Beef farming consumes 70% of the world’s water supply! Moreover, only 13 of this water goes to the watering place for “meat” animals (the rest is for technical needs: washing of premises and livestock, etc.).
A person who consumes meat absorbs with such food a large number of potentially harmful “information fingerprints” from the so-called “virtual water” – information from water molecules drunk during their life by an animal that a person has eaten. The number of these often negative prints in meat-eaters significantly exceeds the number of healthy prints from fresh water that a person drinks.
Production of 1 kg of beef requires 1799 liters of water; 1 kg of pork – 576 liters of water; 1 kg of chicken – 468 liters of water. But there are regions on Earth where people vitally need fresh water, we do not have enough of it!

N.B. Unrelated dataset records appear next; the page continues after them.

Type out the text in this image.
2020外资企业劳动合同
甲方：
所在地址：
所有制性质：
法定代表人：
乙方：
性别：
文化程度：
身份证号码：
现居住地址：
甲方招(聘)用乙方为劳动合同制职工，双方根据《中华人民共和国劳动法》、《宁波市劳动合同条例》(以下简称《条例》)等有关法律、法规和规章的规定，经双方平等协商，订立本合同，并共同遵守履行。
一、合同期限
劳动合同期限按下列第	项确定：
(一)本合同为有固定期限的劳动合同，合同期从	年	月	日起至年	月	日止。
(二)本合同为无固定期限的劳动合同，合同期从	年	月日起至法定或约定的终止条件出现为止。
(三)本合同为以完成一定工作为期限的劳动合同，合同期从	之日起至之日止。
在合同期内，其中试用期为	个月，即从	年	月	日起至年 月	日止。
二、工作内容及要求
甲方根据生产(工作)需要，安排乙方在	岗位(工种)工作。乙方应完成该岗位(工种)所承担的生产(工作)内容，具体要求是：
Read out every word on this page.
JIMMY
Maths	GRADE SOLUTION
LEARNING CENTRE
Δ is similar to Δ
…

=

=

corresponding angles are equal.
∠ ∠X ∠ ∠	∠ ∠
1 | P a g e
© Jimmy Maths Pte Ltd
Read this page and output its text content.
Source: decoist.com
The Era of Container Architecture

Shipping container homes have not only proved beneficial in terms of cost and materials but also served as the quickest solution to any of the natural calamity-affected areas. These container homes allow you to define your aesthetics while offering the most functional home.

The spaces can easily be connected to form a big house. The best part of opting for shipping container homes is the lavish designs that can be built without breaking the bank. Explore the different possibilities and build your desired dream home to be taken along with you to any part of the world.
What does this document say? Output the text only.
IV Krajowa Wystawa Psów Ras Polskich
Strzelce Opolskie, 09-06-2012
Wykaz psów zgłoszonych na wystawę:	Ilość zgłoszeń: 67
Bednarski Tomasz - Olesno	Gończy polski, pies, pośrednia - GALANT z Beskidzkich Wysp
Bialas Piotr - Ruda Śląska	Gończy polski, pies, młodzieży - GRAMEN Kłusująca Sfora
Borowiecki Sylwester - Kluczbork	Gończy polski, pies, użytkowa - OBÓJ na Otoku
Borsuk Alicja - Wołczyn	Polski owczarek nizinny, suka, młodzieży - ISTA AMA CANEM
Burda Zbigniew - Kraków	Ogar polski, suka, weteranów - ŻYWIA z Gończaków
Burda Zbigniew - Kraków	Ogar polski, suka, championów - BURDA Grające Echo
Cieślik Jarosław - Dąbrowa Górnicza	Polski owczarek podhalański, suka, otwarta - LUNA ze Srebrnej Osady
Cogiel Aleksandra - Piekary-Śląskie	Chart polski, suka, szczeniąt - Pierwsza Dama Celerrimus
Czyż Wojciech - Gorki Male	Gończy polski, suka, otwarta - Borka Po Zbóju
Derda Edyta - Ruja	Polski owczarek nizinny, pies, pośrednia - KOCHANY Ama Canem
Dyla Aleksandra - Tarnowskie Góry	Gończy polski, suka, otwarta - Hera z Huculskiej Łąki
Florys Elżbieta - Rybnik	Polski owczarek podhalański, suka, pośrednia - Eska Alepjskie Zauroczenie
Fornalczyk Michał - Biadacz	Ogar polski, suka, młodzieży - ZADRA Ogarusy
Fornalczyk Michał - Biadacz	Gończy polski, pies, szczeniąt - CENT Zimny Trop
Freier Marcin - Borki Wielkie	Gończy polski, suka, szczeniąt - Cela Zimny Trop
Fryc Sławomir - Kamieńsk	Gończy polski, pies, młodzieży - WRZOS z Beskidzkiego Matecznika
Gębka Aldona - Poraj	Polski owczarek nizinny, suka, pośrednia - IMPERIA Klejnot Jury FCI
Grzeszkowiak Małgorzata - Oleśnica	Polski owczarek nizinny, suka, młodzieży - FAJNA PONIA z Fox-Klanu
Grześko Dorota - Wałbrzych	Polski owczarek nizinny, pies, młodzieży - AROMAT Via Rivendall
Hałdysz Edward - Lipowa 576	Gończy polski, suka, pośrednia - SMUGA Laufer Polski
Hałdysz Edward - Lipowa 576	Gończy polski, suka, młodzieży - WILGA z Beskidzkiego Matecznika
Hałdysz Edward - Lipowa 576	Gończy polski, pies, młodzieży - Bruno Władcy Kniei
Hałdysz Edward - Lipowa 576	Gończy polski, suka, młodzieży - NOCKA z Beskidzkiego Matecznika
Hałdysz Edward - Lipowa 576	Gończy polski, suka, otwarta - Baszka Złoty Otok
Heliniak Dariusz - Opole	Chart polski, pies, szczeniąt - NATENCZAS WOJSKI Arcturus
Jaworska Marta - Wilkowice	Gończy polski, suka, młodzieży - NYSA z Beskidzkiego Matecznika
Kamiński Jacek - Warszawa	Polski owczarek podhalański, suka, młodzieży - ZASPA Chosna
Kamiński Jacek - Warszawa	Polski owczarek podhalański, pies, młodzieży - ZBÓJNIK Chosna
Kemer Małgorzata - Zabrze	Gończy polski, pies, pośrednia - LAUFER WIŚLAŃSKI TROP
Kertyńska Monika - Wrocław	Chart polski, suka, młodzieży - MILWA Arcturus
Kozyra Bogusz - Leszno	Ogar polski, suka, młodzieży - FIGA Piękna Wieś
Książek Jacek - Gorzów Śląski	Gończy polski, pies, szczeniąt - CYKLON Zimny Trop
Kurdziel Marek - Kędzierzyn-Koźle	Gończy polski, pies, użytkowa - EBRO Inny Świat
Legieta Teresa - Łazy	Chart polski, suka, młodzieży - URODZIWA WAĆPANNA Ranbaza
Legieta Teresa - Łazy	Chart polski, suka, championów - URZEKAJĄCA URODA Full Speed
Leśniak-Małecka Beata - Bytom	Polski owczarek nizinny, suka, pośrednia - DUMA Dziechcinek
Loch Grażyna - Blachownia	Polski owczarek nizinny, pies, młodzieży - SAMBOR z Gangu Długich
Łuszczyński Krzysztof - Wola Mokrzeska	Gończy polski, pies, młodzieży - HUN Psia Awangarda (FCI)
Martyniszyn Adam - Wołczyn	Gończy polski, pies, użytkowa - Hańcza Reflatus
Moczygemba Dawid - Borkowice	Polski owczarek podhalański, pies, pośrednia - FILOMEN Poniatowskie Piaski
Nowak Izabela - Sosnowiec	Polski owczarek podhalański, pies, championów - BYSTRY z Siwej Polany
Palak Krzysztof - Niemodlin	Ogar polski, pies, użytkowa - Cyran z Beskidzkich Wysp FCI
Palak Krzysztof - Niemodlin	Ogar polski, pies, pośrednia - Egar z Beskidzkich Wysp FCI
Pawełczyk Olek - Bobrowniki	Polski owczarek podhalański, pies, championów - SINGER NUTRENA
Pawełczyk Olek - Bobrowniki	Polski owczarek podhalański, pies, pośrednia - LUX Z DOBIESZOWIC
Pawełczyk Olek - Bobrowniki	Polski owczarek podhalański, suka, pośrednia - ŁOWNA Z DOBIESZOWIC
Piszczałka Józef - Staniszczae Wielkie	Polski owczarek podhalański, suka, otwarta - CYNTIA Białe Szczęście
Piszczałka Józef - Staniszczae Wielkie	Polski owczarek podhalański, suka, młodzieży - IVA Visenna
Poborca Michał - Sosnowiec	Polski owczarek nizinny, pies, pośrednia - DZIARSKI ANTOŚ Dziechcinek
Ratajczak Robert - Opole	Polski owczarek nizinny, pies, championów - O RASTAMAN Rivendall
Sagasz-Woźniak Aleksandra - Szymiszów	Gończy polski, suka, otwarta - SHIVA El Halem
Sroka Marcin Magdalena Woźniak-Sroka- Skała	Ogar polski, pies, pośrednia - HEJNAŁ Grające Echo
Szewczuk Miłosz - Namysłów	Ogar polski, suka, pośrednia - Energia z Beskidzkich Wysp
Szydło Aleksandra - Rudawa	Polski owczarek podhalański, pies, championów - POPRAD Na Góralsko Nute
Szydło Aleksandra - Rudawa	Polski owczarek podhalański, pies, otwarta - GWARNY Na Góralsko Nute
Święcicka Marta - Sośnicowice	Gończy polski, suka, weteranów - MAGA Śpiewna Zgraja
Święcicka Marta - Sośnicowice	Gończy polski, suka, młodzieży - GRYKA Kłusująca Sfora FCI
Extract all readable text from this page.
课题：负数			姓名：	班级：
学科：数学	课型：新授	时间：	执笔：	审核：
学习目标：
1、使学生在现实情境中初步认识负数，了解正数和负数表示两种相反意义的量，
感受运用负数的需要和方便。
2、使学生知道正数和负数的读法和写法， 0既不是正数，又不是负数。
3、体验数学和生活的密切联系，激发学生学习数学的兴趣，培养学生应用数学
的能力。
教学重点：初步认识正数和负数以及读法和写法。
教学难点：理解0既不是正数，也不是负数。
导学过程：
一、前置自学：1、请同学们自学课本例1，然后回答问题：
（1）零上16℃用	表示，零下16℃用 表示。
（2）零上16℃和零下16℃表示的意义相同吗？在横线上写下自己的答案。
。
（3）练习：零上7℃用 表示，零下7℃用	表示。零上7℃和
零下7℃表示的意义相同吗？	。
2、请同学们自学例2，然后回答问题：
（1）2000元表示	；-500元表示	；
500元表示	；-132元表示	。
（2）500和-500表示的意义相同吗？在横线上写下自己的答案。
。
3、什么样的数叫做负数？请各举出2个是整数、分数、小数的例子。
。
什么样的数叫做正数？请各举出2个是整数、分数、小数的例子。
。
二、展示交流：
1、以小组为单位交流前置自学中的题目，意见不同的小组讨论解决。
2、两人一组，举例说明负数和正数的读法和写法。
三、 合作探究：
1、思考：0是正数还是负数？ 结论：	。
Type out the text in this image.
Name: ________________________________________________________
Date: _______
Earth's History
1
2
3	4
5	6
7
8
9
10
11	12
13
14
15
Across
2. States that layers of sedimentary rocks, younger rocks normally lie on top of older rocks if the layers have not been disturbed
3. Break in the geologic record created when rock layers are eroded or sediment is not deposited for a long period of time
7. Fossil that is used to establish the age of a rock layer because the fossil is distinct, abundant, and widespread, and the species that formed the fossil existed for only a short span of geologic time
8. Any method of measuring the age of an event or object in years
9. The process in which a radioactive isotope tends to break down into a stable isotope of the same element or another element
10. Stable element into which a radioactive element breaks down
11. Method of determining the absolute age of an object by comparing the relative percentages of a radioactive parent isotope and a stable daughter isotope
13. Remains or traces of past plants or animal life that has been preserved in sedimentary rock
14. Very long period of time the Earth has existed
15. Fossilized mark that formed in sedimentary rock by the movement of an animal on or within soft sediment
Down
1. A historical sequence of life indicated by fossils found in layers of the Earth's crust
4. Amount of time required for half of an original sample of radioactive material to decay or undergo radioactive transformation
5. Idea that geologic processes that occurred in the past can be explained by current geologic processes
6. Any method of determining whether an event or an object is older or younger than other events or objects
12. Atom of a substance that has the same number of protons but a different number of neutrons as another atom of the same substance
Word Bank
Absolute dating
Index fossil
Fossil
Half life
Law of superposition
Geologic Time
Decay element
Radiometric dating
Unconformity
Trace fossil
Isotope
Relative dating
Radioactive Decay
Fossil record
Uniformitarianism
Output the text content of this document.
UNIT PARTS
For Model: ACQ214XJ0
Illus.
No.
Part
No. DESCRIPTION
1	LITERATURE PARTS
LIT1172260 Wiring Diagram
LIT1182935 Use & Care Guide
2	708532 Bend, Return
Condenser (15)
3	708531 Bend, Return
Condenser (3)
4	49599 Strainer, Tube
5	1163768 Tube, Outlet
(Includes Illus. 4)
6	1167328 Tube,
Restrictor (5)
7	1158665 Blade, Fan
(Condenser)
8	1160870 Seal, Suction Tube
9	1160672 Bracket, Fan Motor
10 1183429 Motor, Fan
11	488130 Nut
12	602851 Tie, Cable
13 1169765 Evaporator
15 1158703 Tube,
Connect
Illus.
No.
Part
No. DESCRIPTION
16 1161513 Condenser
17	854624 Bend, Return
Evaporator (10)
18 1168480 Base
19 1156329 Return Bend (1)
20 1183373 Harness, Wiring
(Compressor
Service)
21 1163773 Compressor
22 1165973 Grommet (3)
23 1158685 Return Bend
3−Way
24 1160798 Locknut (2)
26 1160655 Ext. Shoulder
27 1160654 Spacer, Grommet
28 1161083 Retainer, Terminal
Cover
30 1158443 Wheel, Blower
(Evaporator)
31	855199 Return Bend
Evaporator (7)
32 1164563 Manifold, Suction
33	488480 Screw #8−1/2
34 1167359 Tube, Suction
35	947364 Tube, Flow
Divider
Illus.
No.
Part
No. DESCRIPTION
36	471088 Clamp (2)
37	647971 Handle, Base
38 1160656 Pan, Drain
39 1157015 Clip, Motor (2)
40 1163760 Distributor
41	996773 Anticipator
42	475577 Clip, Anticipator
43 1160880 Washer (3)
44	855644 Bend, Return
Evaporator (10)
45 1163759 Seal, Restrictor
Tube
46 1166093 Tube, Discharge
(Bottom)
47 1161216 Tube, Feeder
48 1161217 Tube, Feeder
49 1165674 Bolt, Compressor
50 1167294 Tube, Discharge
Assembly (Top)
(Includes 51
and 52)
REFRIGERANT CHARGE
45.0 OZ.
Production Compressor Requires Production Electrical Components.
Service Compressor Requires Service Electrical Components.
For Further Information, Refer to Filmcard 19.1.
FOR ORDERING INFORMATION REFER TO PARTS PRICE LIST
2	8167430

No less “greedy” is the production of meat in terms of the consumption of natural fossil fuels, for which an acute shortage crisis is brewing on our planet in the coming decades (coal, gas, oil). It takes 1 times more fossil fuels to produce 9 “meat” calorie of food (one calorie of animal protein) than to produce 1 calorie of plant food (vegetable protein). Fossil fuel components are generously spent in the manufacture of feed for “meat” animals. For subsequent transportation of meat, fuel is also required. This leads to high fuel consumption and significant harmful emissions into the atmosphere (increases the “carbon miles” of food).
Animals raised for meat produce 130 times more excrement than all humans on the planet!
According to UN estimates, beef farming is responsible for 15.5% of harmful emissions – greenhouse gases – into the atmosphere. And according to, this figure is much higher – at the level of 51%.